CiPO: Counterfactual Unlearning for Large Reasoning Models via Iterative Preference Optimization

Section 01

Introduction: The CiPO Framework Solves the Unlearning Challenge for Large Reasoning Models

This article proposes the CiPO (Counterfactual Unlearning through Iterative Preference Optimization) framework, which performs iterative preference optimization by generating counterfactual reasoning trajectories. It completely removes target knowledge while preserving the model's reasoning ability, solving the dilemma of machine unlearning for Large Reasoning Models (LRMs).

Section 02

Background of Machine Unlearning and Challenges Faced by LRMs

The Rise of Machine Unlearning

In recent years, machine unlearning has become a hot topic in AI. Its goal is to selectively remove unwanted information (privacy, copyright, outdated knowledge, etc.) from models without retraining.

Unique Challenges of Unlearning in LRMs

LRMs emphasize Chain-of-Thought (CoT) reasoning, but existing methods face a dilemma:

Superficial Unlearning: Only focuses on final outputs, ignoring CoT—sensitive information still remains in reasoning traces;
Over-Unlearning: Large-scale parameter updates impair general reasoning ability.

Balancing thorough unlearning and preserving reasoning ability is the core challenge.

Section 03

Core of the CiPO Framework: Counterfactual Reasoning and Iterative Preference Optimization

Core Concept: Counterfactual Reasoning Trajectories

For target knowledge, guide the model to generate logically valid reasoning trajectories with different conclusions, avoiding the target knowledge (e.g., when forgetting "Paris is the capital of France", generate uncertain reasoning).

Steps of Iterative Preference Optimization

Generate counterfactual reasoning;
Construct preference pairs (counterfactuals as preferred samples, reasoning containing target knowledge as non-preferred samples);
Use DPO to adjust the model to favor counterfactual reasoning;
Iteratively update preference data to ensure thorough unlearning.

Section 04

Technical Details of CiPO: Counterfactual Generation and Dynamic Preference Update

Counterfactual Reasoning Generation Strategies

Knowledge Boundary Prompting: Inform the model that certain information is outside its knowledge scope;
Alternative Path Exploration: Encourage solution paths that do not rely on target knowledge;
Logical Consistency Constraint: Ensure reasoning is self-consistent.

Dynamic Preference Data Update

Regularly sample the current model outputs, update non-preferred samples to prevent premature convergence and ensure thorough unlearning.

Section 05

Experimental Validation: Effectiveness and Advantages of CiPO

Thorough Unlearning Validation

CiPO completely removes target knowledge (neither final answers nor CoT reasoning contain target information), meeting privacy compliance requirements.

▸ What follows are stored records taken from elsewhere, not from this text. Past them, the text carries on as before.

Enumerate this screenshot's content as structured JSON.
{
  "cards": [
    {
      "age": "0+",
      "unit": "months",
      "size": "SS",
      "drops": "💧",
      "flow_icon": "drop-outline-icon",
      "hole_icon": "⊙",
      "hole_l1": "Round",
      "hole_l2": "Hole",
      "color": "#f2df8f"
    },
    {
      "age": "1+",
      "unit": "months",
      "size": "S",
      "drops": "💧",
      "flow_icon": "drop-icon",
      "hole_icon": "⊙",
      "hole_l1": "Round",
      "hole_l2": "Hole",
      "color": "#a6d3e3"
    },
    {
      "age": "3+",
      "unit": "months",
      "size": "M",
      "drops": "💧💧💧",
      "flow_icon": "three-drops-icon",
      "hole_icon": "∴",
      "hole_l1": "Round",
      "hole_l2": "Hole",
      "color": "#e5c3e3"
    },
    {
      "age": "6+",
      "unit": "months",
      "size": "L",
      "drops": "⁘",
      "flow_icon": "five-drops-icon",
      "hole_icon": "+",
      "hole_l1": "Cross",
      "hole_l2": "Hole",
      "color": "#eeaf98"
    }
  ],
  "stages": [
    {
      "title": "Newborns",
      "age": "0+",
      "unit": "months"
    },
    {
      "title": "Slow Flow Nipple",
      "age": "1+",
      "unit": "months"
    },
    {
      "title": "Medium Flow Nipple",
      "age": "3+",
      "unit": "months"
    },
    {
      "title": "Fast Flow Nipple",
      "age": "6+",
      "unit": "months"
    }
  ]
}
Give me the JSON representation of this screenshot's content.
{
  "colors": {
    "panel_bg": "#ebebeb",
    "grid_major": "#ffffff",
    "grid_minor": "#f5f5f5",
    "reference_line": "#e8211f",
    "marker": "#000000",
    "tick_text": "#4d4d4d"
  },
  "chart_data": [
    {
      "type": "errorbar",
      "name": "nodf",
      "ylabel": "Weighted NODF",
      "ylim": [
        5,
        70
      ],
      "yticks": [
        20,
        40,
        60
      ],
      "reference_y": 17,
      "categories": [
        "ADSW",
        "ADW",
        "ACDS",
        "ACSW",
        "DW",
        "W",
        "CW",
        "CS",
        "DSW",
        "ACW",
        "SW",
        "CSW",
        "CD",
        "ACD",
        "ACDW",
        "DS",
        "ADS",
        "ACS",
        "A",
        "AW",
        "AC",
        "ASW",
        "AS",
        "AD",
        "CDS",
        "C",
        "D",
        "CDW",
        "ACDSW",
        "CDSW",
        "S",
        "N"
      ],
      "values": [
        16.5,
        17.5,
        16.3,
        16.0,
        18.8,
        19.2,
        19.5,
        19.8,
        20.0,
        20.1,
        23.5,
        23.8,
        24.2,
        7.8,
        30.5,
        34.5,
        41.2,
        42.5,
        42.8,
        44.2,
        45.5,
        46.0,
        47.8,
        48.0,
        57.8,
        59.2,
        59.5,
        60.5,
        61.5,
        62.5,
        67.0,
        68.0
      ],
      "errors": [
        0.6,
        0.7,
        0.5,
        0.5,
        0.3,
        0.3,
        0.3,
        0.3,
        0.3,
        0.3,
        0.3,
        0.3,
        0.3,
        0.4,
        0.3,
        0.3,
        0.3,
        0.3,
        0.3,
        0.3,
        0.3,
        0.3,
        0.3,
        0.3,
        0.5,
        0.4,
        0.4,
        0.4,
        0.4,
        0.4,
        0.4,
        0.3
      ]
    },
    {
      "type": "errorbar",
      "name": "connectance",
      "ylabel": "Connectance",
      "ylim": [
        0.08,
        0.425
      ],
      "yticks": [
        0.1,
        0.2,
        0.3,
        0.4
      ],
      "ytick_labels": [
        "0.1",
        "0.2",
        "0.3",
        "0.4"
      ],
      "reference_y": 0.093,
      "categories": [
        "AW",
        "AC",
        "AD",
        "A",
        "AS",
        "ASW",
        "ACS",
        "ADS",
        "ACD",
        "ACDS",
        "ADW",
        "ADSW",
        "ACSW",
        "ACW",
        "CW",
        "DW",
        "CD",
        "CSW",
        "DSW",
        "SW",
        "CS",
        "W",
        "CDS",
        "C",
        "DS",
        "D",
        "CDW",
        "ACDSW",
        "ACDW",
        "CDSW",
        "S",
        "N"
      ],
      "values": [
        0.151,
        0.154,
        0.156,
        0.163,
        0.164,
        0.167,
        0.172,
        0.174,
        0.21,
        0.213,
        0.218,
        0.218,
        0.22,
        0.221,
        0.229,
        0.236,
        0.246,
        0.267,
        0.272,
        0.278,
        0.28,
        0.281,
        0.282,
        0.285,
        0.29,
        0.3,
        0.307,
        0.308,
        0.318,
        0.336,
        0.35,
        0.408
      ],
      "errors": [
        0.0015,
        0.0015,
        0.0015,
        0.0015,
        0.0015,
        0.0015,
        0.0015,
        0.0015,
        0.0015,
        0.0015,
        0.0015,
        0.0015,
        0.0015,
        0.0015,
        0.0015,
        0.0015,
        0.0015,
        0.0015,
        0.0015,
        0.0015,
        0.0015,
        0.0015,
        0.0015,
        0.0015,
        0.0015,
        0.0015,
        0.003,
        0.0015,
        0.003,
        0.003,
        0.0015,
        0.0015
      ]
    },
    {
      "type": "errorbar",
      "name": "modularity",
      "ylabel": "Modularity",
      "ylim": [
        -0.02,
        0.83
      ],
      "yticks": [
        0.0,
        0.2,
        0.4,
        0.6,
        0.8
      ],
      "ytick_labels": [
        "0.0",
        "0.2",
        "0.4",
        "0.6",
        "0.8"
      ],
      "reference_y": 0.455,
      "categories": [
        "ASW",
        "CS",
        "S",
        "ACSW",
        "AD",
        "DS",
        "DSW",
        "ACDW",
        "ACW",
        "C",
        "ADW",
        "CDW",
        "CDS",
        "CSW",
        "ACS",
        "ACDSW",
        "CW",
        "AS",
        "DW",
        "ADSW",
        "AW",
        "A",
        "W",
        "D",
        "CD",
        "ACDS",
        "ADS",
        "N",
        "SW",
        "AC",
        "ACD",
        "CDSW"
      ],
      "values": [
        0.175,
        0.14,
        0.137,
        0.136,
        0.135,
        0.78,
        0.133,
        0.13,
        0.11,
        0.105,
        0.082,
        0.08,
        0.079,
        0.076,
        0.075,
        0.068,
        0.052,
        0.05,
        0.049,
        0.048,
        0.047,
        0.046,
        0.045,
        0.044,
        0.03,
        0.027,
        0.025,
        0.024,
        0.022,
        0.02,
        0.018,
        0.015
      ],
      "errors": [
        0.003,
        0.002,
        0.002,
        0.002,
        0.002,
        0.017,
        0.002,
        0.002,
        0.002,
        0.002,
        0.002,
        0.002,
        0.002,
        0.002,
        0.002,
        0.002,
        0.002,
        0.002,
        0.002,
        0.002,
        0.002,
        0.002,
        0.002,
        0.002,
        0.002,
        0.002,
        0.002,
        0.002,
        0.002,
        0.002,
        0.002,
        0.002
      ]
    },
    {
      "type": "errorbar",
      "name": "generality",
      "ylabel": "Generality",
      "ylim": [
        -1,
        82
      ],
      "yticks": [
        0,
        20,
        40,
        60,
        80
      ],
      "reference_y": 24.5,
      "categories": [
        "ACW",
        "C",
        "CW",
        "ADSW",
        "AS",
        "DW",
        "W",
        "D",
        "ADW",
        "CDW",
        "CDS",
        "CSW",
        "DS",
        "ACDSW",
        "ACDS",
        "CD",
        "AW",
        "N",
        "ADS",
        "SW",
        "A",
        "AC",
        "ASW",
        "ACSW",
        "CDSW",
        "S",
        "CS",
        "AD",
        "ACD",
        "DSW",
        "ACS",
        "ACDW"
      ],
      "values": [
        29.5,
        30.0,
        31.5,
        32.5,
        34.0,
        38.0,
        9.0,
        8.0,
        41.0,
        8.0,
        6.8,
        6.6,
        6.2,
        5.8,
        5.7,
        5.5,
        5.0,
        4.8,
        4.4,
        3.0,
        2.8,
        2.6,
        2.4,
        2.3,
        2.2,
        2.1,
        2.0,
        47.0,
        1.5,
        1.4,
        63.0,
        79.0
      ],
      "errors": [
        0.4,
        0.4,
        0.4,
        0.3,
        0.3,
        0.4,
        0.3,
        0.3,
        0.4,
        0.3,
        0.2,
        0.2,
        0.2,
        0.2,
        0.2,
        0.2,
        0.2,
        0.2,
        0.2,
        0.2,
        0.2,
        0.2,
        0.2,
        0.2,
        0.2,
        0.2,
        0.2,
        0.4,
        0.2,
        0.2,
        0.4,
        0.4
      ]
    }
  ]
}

Preservation of Reasoning Ability

On standard reasoning benchmarks, the performance gap between CiPO-processed models and original models is significantly smaller than that of other methods.

Baseline Comparison

Gradient Ascent Method: Thorough unlearning but impairs reasoning;
Knowledge Distillation Method: Preserves reasoning but incomplete unlearning;
CiPO: Achieves the best balance between the two.

Section 06

Application Scenarios and Social Value of CiPO

Privacy Compliance: Respond to users' "right to be forgotten" without retraining;
Copyright Protection: Remove specific copyrighted content;
Fact Update: Replace outdated knowledge;
Harmful Content Filtering: Remove inappropriate content.

Section 07

Technical Limitations and Future Directions of CiPO

Limitations

High computational cost (multiple training rounds);
The quality of counterfactual reasoning for complex knowledge needs improvement;
Stability issues in multi-knowledge unlearning;
Insufficient interpretability of the unlearning mechanism.

Future Directions

Explore efficient optimization strategies, improve counterfactual quality, solve multi-knowledge unlearning issues, and enhance interpretability.

Section 08

Conclusion: The Significance of CiPO for AI Governance

CiPO solves the dilemma of LRM unlearning through counterfactual reasoning and iterative preference optimization, providing a new path for the controllability, safety, and compliance of AI systems. It is an important advancement in the field of machine unlearning.